Kuala Lumpur: Demand for Islamic finance is set to rise, driven by robust economic activity in the Gulf Cooperation Council (GCC) and Southeast Asia, fueled by diversification agendas, investment inflows, and population growth.

According to BERNAMA News Agency, the demand for Islamic finance will remain strong in 2025, supported by sustained economic momentum and ambitious development plans in key Islamic markets. The rating agency anticipates that while the appetite for Islamic finance will be vigorous, sukuk issuance volumes are expected to decline. This is attributed to the higher financing needs of Indonesian and Turkish sovereigns being mostly balanced by reduced sovereign issuance from Saudi Arabia and Malaysia. Additionally, the issuance of Islamic bonds by financial institutions and companies is likely to stay robust.

Moody’s forecasts that sukuk issuance will decrease to approximately US$210 billion-US$220 billion (US$1=RM4.45) this year, mainly due to lower sovereign issuance, as there are reduced sukuk refinancing needs and an expectation that Saudi Arabia’s liability management operation will not be repeated in 2025. Financial institutions and corporate sectors are expected to partially offset this decline, benefiting from lower interest rates and anticipated rate cuts.

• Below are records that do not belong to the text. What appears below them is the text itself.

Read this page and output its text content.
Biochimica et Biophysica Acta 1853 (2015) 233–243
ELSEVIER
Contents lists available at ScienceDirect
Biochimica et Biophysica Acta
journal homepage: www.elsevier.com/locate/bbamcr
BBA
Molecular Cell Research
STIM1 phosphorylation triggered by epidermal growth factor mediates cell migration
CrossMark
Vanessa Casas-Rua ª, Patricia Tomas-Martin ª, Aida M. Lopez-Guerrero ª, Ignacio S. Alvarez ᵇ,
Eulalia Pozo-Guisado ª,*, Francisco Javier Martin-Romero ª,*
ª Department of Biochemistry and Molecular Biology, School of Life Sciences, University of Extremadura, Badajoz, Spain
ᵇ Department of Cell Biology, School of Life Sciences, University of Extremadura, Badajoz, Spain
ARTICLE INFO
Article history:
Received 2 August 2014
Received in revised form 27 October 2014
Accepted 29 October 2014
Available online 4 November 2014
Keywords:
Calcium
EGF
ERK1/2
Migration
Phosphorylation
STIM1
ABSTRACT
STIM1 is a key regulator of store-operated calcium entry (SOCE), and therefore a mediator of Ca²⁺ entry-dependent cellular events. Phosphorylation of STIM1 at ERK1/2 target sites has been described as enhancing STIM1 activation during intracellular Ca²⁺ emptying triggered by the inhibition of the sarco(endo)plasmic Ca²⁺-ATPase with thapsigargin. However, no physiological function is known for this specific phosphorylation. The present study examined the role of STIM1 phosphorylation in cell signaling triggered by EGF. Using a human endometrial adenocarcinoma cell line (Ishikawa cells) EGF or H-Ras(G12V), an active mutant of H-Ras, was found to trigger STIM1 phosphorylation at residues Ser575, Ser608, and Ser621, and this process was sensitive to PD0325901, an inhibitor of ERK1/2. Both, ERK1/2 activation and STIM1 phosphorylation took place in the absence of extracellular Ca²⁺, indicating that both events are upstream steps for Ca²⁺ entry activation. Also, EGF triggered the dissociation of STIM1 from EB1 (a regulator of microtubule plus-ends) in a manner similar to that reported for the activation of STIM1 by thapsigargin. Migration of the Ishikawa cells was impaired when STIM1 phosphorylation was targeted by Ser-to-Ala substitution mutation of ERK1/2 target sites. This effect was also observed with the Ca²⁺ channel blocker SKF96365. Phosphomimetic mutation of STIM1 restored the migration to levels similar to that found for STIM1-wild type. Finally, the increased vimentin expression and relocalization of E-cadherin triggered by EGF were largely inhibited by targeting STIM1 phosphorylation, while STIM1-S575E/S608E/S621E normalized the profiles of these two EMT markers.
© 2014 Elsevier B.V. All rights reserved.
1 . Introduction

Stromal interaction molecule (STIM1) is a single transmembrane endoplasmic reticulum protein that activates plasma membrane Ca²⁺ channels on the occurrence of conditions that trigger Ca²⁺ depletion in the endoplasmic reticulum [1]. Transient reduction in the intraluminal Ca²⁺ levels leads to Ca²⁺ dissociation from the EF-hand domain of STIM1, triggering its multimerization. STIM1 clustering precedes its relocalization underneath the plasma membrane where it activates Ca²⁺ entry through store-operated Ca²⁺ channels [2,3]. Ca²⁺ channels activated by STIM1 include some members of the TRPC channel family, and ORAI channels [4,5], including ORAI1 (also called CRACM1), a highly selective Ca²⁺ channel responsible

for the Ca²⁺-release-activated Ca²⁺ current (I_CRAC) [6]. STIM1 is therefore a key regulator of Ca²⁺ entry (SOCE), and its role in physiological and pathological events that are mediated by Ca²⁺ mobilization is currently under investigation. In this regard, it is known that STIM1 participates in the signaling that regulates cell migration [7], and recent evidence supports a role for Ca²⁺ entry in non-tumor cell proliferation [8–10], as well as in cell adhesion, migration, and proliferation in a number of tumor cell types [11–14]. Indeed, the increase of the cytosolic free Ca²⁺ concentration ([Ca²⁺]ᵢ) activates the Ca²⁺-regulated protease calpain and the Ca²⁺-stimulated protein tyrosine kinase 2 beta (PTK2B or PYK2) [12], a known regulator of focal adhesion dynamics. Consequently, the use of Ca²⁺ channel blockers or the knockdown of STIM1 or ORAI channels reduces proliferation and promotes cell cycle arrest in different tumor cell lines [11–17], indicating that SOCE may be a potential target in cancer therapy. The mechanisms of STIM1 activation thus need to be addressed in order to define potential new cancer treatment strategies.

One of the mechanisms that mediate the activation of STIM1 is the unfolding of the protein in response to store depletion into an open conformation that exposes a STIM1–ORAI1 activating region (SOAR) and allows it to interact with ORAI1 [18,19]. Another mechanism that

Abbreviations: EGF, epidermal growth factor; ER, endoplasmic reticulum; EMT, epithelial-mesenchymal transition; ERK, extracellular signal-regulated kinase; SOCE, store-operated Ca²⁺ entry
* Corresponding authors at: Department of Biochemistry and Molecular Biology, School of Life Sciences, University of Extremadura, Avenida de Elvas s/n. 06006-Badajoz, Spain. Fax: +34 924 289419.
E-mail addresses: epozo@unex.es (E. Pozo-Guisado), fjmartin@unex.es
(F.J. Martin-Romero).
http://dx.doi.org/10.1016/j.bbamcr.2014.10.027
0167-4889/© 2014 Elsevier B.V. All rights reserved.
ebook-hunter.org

The rating agency also highlights the growth potential for green and sustainable sukuk, despite a 10.6 percent decline in issuance to US$9.5 billion in 2024. It expects issuance levels to remain stable in 2025, supported by issuers’ continued commitment to environmental, social, and governance agendas, as well as growing interest from both domestic and international investors.

Moody’s also notes that the demand for Islamic investment funds remains solid, with the takaful sector likely to experience consolidation. Takaful premiums are projected to grow moderately over the next two to three years, underpinned by economic expansion and increasing demand for medical insurance and other compulsory products. The sector is expected to see mergers and acquisitions driven by competition, rising climate risk, digitalization, and regulatory improvements.